Canadian computer scientist

Jonathan Richard Shewchuk is a Canadian computer scientist and professor in the Department of Electrical Engineering and Computer Sciences at the University of California, Berkeley. His research includes scientific computing, computational geometry, mesh generation, numerical robustness, surface reconstruction, numerical methods, machine learning theory, and physically based animation.

Shewchuk widely known for creating Triangle, a widely used two-dimensional mesh-generation program that received the 2003 J. H. Wilkinson Prize for Numerical Software. He is also the author of the widely-read 1994 tutorial An Introduction to the Conjugate Gradient Method Without the Agonizing Pain, an intuitive exposition of the conjugate gradient method; the ACM Digital Library listed more than 3,600 citations to it in September 2026.

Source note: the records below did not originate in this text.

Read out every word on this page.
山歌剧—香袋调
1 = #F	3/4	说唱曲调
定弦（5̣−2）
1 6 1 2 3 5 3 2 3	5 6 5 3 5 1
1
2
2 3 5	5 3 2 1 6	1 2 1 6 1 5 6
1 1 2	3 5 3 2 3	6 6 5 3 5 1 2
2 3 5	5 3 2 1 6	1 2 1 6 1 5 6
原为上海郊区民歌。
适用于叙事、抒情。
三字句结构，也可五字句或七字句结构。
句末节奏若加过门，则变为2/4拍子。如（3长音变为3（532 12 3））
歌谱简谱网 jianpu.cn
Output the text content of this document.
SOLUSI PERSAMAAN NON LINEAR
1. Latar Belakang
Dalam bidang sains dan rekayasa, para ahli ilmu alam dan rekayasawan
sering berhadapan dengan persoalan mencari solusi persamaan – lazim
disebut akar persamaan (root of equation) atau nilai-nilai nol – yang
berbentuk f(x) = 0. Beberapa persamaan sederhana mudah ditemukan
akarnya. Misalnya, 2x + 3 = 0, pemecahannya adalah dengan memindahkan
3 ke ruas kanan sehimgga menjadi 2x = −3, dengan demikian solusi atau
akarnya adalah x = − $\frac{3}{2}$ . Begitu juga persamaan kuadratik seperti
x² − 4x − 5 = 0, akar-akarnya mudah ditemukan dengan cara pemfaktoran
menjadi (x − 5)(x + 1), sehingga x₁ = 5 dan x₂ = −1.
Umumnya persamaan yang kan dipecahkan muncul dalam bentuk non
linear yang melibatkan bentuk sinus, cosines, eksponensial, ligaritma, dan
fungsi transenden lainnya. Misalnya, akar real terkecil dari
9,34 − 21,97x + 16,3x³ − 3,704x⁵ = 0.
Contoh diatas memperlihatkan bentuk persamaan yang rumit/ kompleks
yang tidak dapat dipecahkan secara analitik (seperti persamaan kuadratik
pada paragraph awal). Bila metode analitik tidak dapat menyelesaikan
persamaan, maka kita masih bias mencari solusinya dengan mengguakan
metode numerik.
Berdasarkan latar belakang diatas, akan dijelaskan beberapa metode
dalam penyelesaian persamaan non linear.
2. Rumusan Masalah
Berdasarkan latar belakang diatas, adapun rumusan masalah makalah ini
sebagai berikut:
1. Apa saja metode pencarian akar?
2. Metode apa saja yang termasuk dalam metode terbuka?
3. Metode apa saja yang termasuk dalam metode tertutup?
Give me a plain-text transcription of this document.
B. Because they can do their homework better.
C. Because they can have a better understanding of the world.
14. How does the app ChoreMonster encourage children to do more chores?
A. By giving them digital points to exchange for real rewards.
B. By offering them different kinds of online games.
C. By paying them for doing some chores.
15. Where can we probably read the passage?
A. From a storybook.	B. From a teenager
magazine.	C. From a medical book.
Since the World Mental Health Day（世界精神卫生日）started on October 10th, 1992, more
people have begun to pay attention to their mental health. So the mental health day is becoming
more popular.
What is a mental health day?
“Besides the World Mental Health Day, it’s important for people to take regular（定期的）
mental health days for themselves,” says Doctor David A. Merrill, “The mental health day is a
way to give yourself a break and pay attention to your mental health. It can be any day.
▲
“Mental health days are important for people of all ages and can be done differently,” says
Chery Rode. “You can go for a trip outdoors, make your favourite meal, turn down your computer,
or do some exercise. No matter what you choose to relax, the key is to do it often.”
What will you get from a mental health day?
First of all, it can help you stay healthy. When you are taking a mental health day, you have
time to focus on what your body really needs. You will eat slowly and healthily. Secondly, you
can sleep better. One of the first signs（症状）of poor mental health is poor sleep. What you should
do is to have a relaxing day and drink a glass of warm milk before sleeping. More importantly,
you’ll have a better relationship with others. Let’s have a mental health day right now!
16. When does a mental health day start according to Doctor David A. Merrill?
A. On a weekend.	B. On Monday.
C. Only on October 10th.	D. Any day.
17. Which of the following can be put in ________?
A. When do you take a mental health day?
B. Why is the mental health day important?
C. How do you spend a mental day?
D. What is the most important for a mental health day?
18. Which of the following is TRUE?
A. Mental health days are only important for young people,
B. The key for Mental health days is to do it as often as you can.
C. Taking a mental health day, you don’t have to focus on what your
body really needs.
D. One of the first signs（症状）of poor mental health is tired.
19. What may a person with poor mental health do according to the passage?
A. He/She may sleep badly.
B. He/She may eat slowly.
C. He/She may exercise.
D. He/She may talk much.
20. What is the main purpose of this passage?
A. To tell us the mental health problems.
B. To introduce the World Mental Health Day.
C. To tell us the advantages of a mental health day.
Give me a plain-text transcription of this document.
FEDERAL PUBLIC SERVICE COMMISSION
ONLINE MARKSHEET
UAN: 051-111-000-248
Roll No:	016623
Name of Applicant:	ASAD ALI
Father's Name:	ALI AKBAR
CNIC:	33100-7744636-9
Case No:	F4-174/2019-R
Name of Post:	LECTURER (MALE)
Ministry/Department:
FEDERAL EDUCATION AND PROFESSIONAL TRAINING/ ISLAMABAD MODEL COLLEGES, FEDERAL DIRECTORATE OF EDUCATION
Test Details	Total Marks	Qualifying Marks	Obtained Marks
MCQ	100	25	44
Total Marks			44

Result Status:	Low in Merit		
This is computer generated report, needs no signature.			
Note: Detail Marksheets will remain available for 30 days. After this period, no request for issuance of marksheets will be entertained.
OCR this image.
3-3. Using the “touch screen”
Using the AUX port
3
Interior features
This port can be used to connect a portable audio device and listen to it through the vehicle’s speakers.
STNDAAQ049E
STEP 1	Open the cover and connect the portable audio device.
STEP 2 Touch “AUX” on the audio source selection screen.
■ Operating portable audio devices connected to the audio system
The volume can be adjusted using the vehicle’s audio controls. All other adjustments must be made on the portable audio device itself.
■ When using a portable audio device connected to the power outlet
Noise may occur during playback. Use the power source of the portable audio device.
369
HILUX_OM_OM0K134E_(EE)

==Early life and education==
Shewchuk, born in Cranbrook, British Columbia, earned a Bachelor of Science in physics and computing science from Simon Fraser University in 1990. He subsequently earned an MS and a PhD in computer science from Carnegie Mellon University, completing his doctorate in 1997 under the supervision of Gary Miller and David O'Hallaron.

His dissertation, Delaunay Refinement Mesh Generation, was done at Carnegie Mellon School of Computer Science where it won the Doctoral Dissertation Award for the best thesis of 1997. During his graduate work, he participated in Carnegie Mellon's Quake Project, a multidisciplinary effort to develop large-scale finite-element earthquake simulations. The project received the Allen Newell Award for Research Excellence in 1998.

Shewchuk joined the Berkeley faculty in 1998.

He appears in online course videos of CS 61B: Data Structures class in University of California, Berkeley.